Over the recent years, contact center technology has considerably evolved enabling new software functionality and capabilities. Rapid advancements in CRM, integration of machine leaning and AI into business processes are anticipated to have a major impact on the contact center software industry and accelerate its growth in the following years.
Historically, contact center software was an on-premises based service, meaning the software was downloaded and maintained in-house, and required significant upfront and ongoing investment. With the movement to the cloud, contact center software has become more affordable to a broader range of organizations. Cloud-based contact center software solutions are now widely preferred by businesses due to low implementation and maintenance costs, greater scalability and flexibility.
Unlike call centers, contact centers are broader in their scope and encompass a larger set of services and capabilities. Core components and features of a typical contact center software include:
Automatic Call Distribution is the backbone of any contact center software – it allows to effectively manage the flow of incoming calls, emails, chats, texts by queuing and routing them to the most appropriate agents or departments, based on agent availability, matching expertise or other routing options.
Interactive Voice Response enables customers to interact with a company’s voice self-service system via telephone keypad or by speech recognition. It can identify and segment callers to resolve queries without human assistance, or pass them on to live agents, if further help required.
CTI is a technology that allows computers to interact with telephones and other channels of communication. For contact centers, CTI enables connection of these communications with customer data stored in CRM platforms and provides pre-call authentication, so the agents get caller information even before picking up the call.
Outbound dialer automates the process of dialing numbers to maximize outbound call volume by allowing agents to increase the number of outbound calls they can make while also decreasing the time it takes to place them.
Real-time call monitoring enables listening to agents’ calls in real time in order to monitor their performance and ensure the quality standards are being met. It also assists in training of new agents, both working from home or in the office.
Reporting features allow tracking various call data including the number of calls pe agent, average call length, agent downtime, etc. to get a full view of daily statistics and track contact center KPIs over the long term.
Multi-channel contact centers enable businesses to offer a unified, seamless and consistent service experience across different channels customers are using – including email, voice, text, social media and the web – by streamlining all interactions into one centralized location.
Workforce Management capabilities help to ensure a contact center is staffed with enough employees with the right skills to effectively handle customer queries. That includes forecasting customer call demand, predicting agent staffing numbers, agent work scheduling, performance reviews, timekeeping and day-to-day management.
Though the two terms ‘call center’ and ‘contact center’ are very often used interchangeably, yet they are two distinct models for business communication and customer service. When it comes down to it, the primary difference between the two is that call centers handle voice communications, while contact centers handle all communications.

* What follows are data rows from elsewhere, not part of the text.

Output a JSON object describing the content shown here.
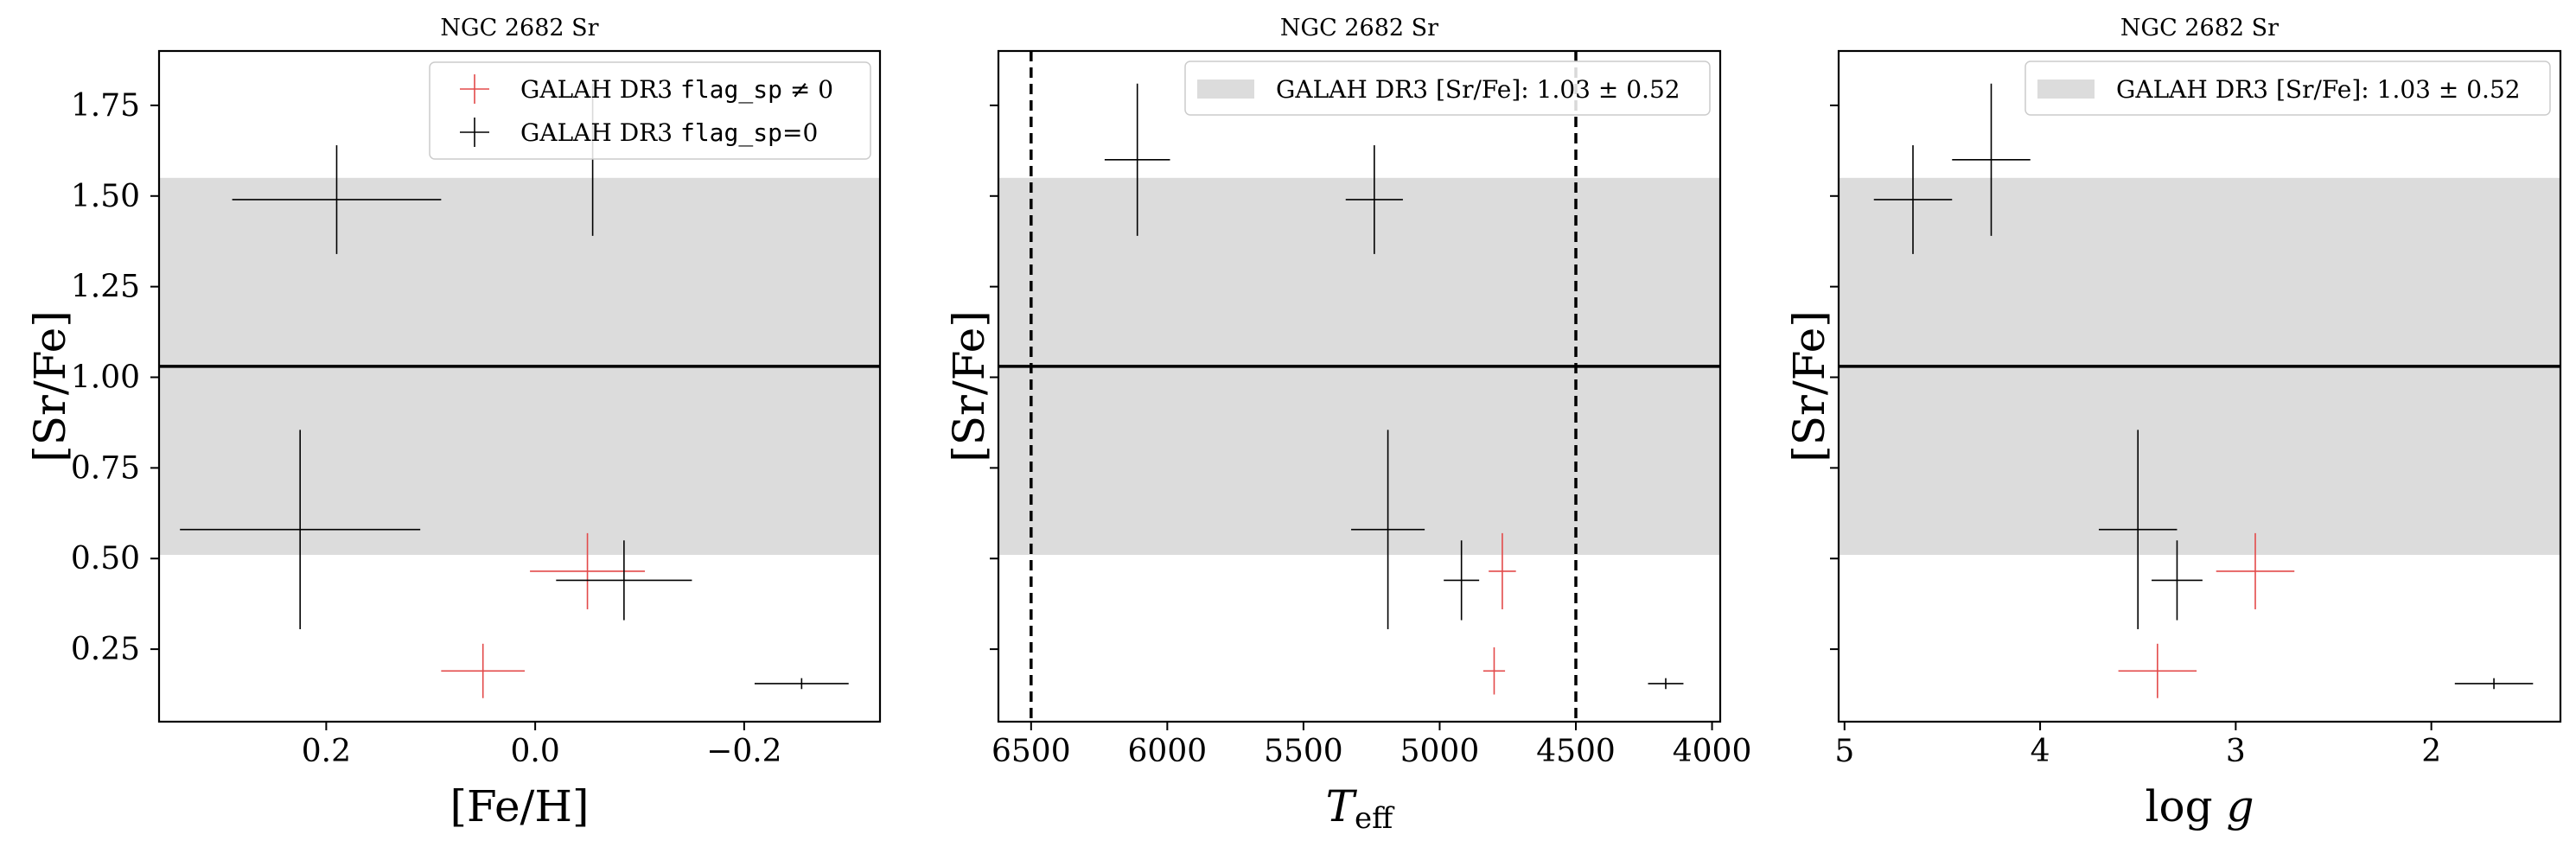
{
  "figure": {
    "colors": {
      "flagged": "#e34a4a",
      "clean": "#000000",
      "band": "#dcdcdc"
    }
  },
  "chart_data": [
    {
      "type": "scatter",
      "title": "NGC 2682 Sr",
      "xlabel": "[Fe/H]",
      "ylabel": "[Sr/Fe]",
      "xlim": [
        0.36,
        -0.33
      ],
      "ylim": [
        0.05,
        1.9
      ],
      "x_inverted": true,
      "xticks": [
        0.2,
        0.0,
        -0.2
      ],
      "xtick_labels": [
        "0.2",
        "0.0",
        "−0.2"
      ],
      "yticks": [
        0.25,
        0.5,
        0.75,
        1.0,
        1.25,
        1.5,
        1.75
      ],
      "ytick_labels": [
        "0.25",
        "0.50",
        "0.75",
        "1.00",
        "1.25",
        "1.50",
        "1.75"
      ],
      "show_ytick_labels": true,
      "band": {
        "center": 1.03,
        "half_width": 0.52
      },
      "legend": {
        "position": "top-right",
        "entries": [
          {
            "label": "GALAH DR3",
            "code": "flag_sp",
            "suffix": "≠ 0",
            "series": "flagged"
          },
          {
            "label": "GALAH DR3",
            "code": "flag_sp",
            "suffix": "=0",
            "series": "clean"
          }
        ]
      },
      "series": [
        {
          "name": "flagged",
          "points": [
            {
              "x": 0.05,
              "y": 0.19,
              "xerr": 0.04,
              "yerr": 0.075
            },
            {
              "x": -0.05,
              "y": 0.465,
              "xerr": 0.055,
              "yerr": 0.105
            }
          ]
        },
        {
          "name": "clean",
          "points": [
            {
              "x": 0.19,
              "y": 1.49,
              "xerr": 0.1,
              "yerr": 0.15
            },
            {
              "x": -0.055,
              "y": 1.6,
              "xerr": 0.0,
              "yerr": 0.21
            },
            {
              "x": 0.225,
              "y": 0.58,
              "xerr": 0.115,
              "yerr": 0.275
            },
            {
              "x": -0.085,
              "y": 0.44,
              "xerr": 0.065,
              "yerr": 0.11
            },
            {
              "x": -0.255,
              "y": 0.155,
              "xerr": 0.045,
              "yerr": 0.015
            }
          ]
        }
      ]
    },
    {
      "type": "scatter",
      "title": "NGC 2682 Sr",
      "xlabel": "T_eff",
      "ylabel": "[Sr/Fe]",
      "xlim": [
        6620,
        3970
      ],
      "ylim": [
        0.05,
        1.9
      ],
      "x_inverted": true,
      "xticks": [
        6500,
        6000,
        5500,
        5000,
        4500,
        4000
      ],
      "xtick_labels": [
        "6500",
        "6000",
        "5500",
        "5000",
        "4500",
        "4000"
      ],
      "yticks": [
        0.25,
        0.5,
        0.75,
        1.0,
        1.25,
        1.5,
        1.75
      ],
      "show_ytick_labels": false,
      "vlines": [
        6500,
        4500
      ],
      "band": {
        "center": 1.03,
        "half_width": 0.52
      },
      "legend": {
        "position": "top-right",
        "entries": [
          {
            "label": "GALAH DR3 [Sr/Fe]:",
            "value": "1.03 ± 0.52",
            "series": "band"
          }
        ]
      },
      "series": [
        {
          "name": "flagged",
          "points": [
            {
              "x": 4770,
              "y": 0.465,
              "xerr": 50,
              "yerr": 0.105
            },
            {
              "x": 4800,
              "y": 0.19,
              "xerr": 40,
              "yerr": 0.065
            }
          ]
        },
        {
          "name": "clean",
          "points": [
            {
              "x": 6110,
              "y": 1.6,
              "xerr": 120,
              "yerr": 0.21
            },
            {
              "x": 5240,
              "y": 1.49,
              "xerr": 105,
              "yerr": 0.15
            },
            {
              "x": 5190,
              "y": 0.58,
              "xerr": 135,
              "yerr": 0.275
            },
            {
              "x": 4920,
              "y": 0.44,
              "xerr": 65,
              "yerr": 0.11
            },
            {
              "x": 4170,
              "y": 0.155,
              "xerr": 65,
              "yerr": 0.015
            }
          ]
        }
      ]
    },
    {
      "type": "scatter",
      "title": "NGC 2682 Sr",
      "xlabel": "log g",
      "ylabel": "[Sr/Fe]",
      "xlim": [
        5.03,
        1.34
      ],
      "ylim": [
        0.05,
        1.9
      ],
      "x_inverted": true,
      "xticks": [
        5,
        4,
        3,
        2
      ],
      "xtick_labels": [
        "5",
        "4",
        "3",
        "2"
      ],
      "yticks": [
        0.25,
        0.5,
        0.75,
        1.0,
        1.25,
        1.5,
        1.75
      ],
      "show_ytick_labels": false,
      "band": {
        "center": 1.03,
        "half_width": 0.52
      },
      "legend": {
        "position": "top-right",
        "entries": [
          {
            "label": "GALAH DR3 [Sr/Fe]:",
            "value": "1.03 ± 0.52",
            "series": "band"
          }
        ]
      },
      "series": [
        {
          "name": "flagged",
          "points": [
            {
              "x": 2.9,
              "y": 0.465,
              "xerr": 0.2,
              "yerr": 0.105
            },
            {
              "x": 3.4,
              "y": 0.19,
              "xerr": 0.2,
              "yerr": 0.075
            }
          ]
        },
        {
          "name": "clean",
          "points": [
            {
              "x": 4.65,
              "y": 1.49,
              "xerr": 0.2,
              "yerr": 0.15
            },
            {
              "x": 4.25,
              "y": 1.6,
              "xerr": 0.2,
              "yerr": 0.21
            },
            {
              "x": 3.5,
              "y": 0.58,
              "xerr": 0.2,
              "yerr": 0.275
            },
            {
              "x": 3.3,
              "y": 0.44,
              "xerr": 0.13,
              "yerr": 0.11
            },
            {
              "x": 1.68,
              "y": 0.155,
              "xerr": 0.2,
              "yerr": 0.015
            }
          ]
        }
      ]
    }
  ]
}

Contact centers are basically the evolution of call centers, that appeared with the proliferation of digital communication channels to meet the growing demands of consumers. Today, call center software often comes as an integrated part of a contact center software or a help desk software. Some of the key differences between call centers and contact centers are the following:
Voice vs. Digital Service Channels
Call centers are focused on inbound and outbound voice calls, either on traditional phone lines or over VoIP, and are designed to handle a massive volume of calls. Contact centers are able to interact with customers over a variety of service channels, including traditional voice, email and live chat, as well as emerging channels like social media, video, bots, in-app, SMS/text.
Reactive vs Proactive Service
Traditionally, call center’s default strategy for providing customer service is to reactively respond to inbound requests and complaints as they arise. Though today’s call center software solutions allow keeping track of customer information, contact center software complies all customer data from across all channels into a single customer profile, giving agents a more comprehensive view of customer behaviors and preferences, which enables them to deliver more predictive and proactive service.

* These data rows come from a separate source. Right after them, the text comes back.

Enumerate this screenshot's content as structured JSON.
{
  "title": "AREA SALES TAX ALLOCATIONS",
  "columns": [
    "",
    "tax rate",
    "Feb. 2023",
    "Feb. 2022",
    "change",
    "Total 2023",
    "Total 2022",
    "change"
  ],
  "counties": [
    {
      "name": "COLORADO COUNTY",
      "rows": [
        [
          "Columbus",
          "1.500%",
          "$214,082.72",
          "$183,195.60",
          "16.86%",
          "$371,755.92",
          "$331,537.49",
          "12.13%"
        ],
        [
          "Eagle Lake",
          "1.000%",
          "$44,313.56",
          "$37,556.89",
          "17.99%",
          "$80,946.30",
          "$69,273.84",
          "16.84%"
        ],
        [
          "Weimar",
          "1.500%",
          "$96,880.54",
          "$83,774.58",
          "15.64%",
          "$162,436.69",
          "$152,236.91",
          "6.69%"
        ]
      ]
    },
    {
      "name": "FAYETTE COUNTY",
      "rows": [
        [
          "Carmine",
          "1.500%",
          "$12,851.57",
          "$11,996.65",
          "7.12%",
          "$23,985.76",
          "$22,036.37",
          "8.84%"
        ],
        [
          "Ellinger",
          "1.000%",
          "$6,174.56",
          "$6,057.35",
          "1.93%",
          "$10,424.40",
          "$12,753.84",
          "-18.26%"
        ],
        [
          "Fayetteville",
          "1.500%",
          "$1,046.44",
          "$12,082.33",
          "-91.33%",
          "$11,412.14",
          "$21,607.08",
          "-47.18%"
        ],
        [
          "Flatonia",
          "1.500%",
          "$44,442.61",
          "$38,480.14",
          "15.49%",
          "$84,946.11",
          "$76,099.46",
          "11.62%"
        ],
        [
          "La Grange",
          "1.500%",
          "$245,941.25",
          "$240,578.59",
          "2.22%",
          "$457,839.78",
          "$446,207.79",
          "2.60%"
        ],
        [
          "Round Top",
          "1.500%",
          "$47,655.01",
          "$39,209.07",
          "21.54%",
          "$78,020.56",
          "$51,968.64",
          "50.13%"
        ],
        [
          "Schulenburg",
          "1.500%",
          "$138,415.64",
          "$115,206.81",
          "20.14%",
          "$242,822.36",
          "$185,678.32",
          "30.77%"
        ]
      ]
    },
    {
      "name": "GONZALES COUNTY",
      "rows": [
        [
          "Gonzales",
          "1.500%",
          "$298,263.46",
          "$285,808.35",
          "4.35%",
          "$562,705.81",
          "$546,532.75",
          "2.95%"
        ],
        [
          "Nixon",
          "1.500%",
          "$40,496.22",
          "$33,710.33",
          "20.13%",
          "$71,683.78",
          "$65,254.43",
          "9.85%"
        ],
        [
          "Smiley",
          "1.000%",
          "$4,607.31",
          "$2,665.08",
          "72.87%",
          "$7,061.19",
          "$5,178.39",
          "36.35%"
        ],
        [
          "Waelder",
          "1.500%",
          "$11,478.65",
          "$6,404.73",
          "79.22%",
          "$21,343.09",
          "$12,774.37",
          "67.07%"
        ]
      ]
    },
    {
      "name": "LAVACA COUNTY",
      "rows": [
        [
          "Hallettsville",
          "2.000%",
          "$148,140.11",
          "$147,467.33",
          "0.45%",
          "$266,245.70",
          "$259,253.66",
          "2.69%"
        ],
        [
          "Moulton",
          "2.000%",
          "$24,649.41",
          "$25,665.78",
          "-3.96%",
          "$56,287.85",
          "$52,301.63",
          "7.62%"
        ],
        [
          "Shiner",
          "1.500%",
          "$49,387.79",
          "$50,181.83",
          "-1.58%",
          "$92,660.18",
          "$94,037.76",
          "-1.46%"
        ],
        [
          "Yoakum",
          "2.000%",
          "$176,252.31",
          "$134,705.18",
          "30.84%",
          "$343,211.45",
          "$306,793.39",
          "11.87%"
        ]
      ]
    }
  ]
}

Both call centers and contact centers use automation through IVR systems that operate via spoken responses and/or keypad entries and allow customers to resolve issues in a self-service mode, often without involving a live agent at all. Contact center software solutions, however, usually offer additional self-service capabilities with AI and bots that can be used across all channels in a contact center.
Choosing between a call center software or a contact center software solution depends on your goals, requirements and complexity of your business processes. It’s also critical to take into account which channels your customers actually prefer to use to engage with your brand.